死刑執行人は、僕にとっては楽園への案内人だった。

「戦隊物を大きなお友達一人で見るなんて恥ずかしいじゃないか」

僕らを揺らす陽炎は消える。
はにかんだ笑顔は健康な17才男児。

「強制…ですね」
「強制です」

本気で見たかったらしい。まじまじと見つめた彼は、それはそれは嬉しそうな顔をしていた。先まで死骸に向けたものの欠片もない。
仕方ありませんねと言いながらそれに応じた。
本当は、嬉しい。
生ぬるい空気は喉を通り清々しい気体へと変わる。夏の暑さはどこへやら。先の彼への恐怖は昇華した。明日の楽しみはこうも僕を揺すりあげる。喜びは映画に対してか、はたまた彼との外出に対してか。どちらにせよ僕は"大人"だから、飛び跳ねて喜んだりはしない。ただ彼に「寝坊しないでください」と釘を刺しておいた。

よほど楽しみらしく珍しく浮ついている眩しい笑顔の持ち主は、僕のプールカバンをかすめ取ると「アイス、食べよ」と嬉々として玄関へと足を向けた。

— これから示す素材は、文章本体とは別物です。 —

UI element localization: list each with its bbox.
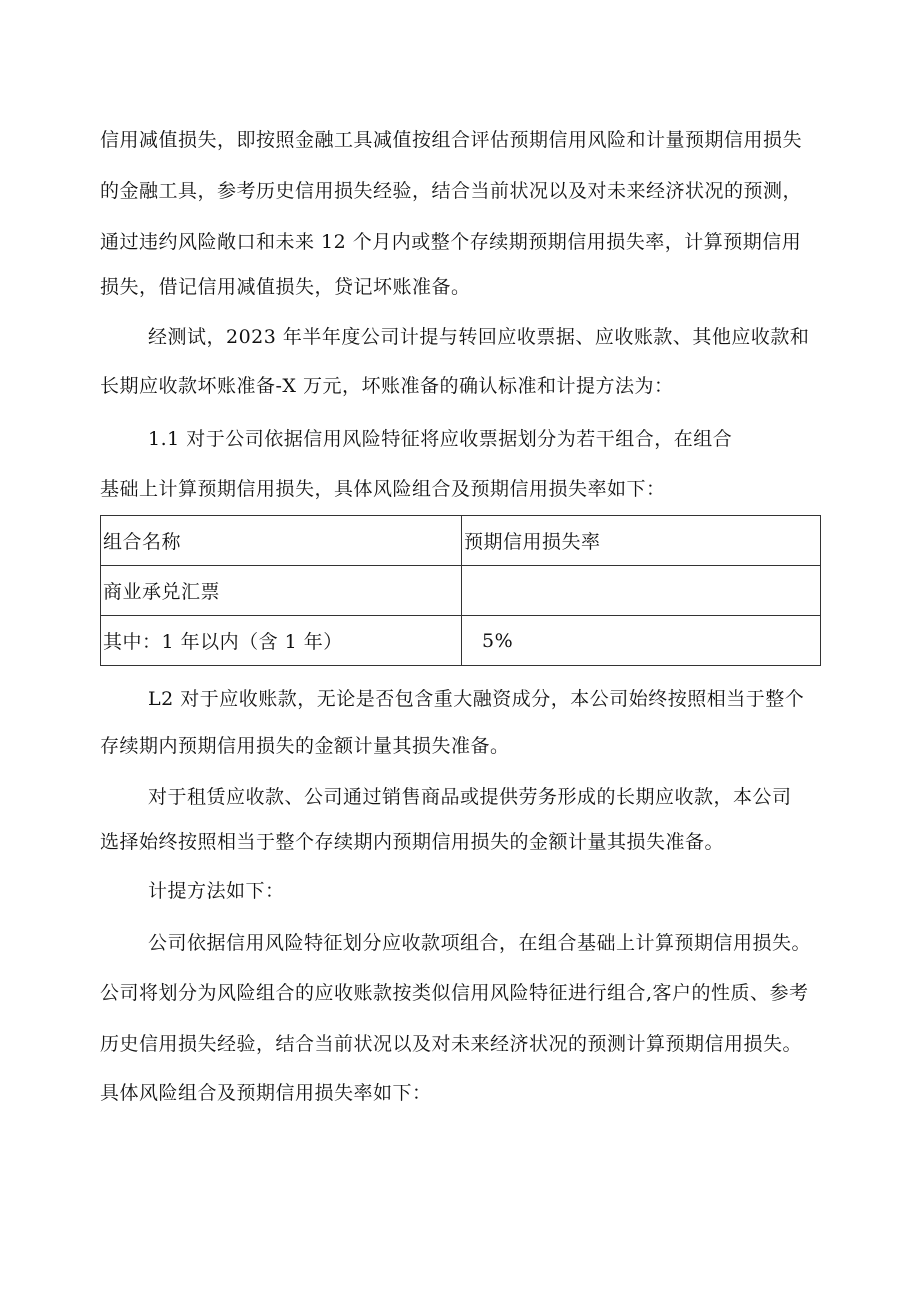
paragraph-line: 具体风险组合及预期信用损失率如下：	[100, 1082, 432, 1104]
paragraph-line: 公司依据信用风险特征划分应收款项组合，在组合基础上计算预期信用损失。	[148, 932, 812, 954]
table-row	[101, 566, 821, 616]
paragraph-line: 1.1 对于公司依据信用风险特征将应收票据划分为若干组合，在组合	[148, 428, 733, 450]
paragraph-line: 计提方法如下：	[148, 880, 285, 902]
paragraph-line: 公司将划分为风险组合的应收账款按类似信用风险特征进行组合,客户的性质、参考	[100, 982, 809, 1004]
table-cell: 其中：1 年以内（含 1 年）	[101, 616, 462, 666]
table-cell	[462, 566, 821, 616]
risk-rate-table	[100, 515, 821, 666]
paragraph-line: 通过违约风险敞口和未来 12 个月内或整个存续期预期信用损失率，计算预期信用	[100, 231, 802, 253]
paragraph-line: 对于租赁应收款、公司通过销售商品或提供劳务形成的长期应收款，本公司	[148, 786, 792, 808]
table-header-row	[101, 516, 821, 566]
paragraph-line: L2 对于应收账款，无论是否包含重大融资成分，本公司始终按照相当于整个	[148, 688, 805, 710]
paragraph-line: 经测试，2023 年半年度公司计提与转回应收票据、应收账款、其他应收款和	[148, 326, 810, 348]
table-header-cell: 组合名称	[101, 516, 462, 566]
paragraph-line: 信用减值损失，即按照金融工具减值按组合评估预期信用风险和计量预期信用损失	[100, 129, 803, 151]
table-header-cell: 预期信用损失率	[462, 516, 821, 566]
table-cell: 5%	[462, 616, 821, 666]
paragraph-line: 选择始终按照相当于整个存续期内预期信用损失的金额计量其损失准备。	[100, 831, 725, 853]
table-cell: 商业承兑汇票	[101, 566, 462, 616]
paragraph-line: 基础上计算预期信用损失，具体风险组合及预期信用损失率如下：	[100, 478, 666, 500]
paragraph-line: 损失，借记信用减值损失，贷记坏账准备。	[100, 276, 471, 298]
paragraph-line: 长期应收款坏账准备-X 万元，坏账准备的确认标准和计提方法为：	[100, 375, 674, 397]
paragraph-line: 存续期内预期信用损失的金额计量其损失准备。	[100, 735, 510, 757]
table-row	[101, 616, 821, 666]
paragraph-line: 历史信用损失经验，结合当前状况以及对未来经济状况的预测计算预期信用损失。	[100, 1033, 803, 1055]
paragraph-line: 的金融工具，参考历史信用损失经验，结合当前状况以及对未来经济状况的预测，	[100, 180, 803, 202]
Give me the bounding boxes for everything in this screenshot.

どうせなるなら、彼のような大人になってもいいかもしれない。一歩離れて冷めた目で物事を見ているように見せながら、本当は深く干渉し温かく手を差し伸べているような彼に。思考に一滴の愛を宿し、蝉の死にすら一種の感傷を持つ程に。
彼はあんなことを言っていたが、その傍らで寿命を全うした(であろう)蝉に優しさを注いでいた。おやすみ、いい夢を。僕と蝉を映した瞳に子を見る母を見た。

「そういえば」

彼は目に映るすべてを、死すら等しく愛しているのだとそう遠くない未来に知ることとなる。

「おかえり」

「ただいま」

今はまだ遠い背に、僕は近しくありたい。
背伸びをしても無理なようだから、明日は手をつないで歩くことにする。